The project is being carried out with a brown field allowance (BFA) of £1.6bn ($2.4bn) creating up to 2,000 jobs. A $285m contract for the subsea development works of the project has been awarded to Subsea 7.

Geology, discovery and location of the oilfields

Hydrocarbons and oil at Montrose and Arbroath are found in kimmeridge clay formation within the Palaeocene forties sandstone and in mudstones of the Sele Formation. Montrose was discovered in 1971 and began production in 1976, while Arbroath was discovered in 1969 and began production in 1991.

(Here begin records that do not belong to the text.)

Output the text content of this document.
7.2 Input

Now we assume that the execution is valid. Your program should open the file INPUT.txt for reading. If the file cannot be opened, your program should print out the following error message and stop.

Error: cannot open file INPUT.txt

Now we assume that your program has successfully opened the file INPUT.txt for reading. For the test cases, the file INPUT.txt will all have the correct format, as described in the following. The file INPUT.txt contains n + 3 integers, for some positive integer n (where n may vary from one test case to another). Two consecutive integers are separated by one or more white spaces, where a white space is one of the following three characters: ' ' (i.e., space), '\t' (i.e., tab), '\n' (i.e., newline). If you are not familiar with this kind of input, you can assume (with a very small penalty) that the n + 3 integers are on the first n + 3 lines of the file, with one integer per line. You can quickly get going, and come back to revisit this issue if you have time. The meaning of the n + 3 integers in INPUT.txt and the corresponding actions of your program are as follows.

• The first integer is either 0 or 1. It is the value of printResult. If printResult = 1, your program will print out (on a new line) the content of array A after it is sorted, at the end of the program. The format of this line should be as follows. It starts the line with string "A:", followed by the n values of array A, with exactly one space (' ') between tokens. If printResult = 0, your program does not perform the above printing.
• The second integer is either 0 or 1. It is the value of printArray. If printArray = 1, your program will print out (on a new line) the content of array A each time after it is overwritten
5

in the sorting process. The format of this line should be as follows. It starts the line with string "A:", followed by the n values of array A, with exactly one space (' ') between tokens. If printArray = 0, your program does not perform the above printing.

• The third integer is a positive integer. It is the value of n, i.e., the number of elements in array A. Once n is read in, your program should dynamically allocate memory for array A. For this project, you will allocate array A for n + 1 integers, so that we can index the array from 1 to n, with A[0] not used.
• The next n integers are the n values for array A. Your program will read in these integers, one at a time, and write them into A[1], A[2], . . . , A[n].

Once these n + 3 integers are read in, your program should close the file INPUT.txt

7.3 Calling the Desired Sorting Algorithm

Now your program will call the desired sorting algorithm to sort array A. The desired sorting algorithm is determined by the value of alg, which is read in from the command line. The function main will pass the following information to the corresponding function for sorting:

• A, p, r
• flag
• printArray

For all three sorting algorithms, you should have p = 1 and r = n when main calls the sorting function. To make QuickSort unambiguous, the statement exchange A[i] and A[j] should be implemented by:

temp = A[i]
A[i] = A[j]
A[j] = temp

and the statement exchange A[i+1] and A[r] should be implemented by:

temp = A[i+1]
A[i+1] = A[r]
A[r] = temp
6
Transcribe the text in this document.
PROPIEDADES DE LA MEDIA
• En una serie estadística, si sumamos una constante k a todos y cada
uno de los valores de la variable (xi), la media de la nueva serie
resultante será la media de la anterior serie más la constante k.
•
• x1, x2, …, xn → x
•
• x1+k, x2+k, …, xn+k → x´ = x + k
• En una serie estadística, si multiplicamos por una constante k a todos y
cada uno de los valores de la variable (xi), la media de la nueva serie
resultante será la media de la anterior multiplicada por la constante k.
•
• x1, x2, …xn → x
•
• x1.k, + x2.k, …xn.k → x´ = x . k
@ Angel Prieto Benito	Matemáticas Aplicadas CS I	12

Cayley was discovered in 2007 by the well 22/17-3 which was drilled about 10km west of Montrose at water depths of 91m. The field will be developed through two production wells.

Shaw was discovered in 2009 by the well 22/22a which was drilled by Talisman in collaboration with Marubeni. The field is located about 17km north of Montrose and will be developed through three production wells and two water injectors. The wells will be ultimately tied to the new Montrose bridge-linked platform (BLP).

Project details of the MonArb area redevelopment

A bridge-linked platform will be constructed and attached to the redeveloped Montrose Alpha Platform, which was originally installed in 1976. The bridge-link will measure 71m in length and weigh 350t.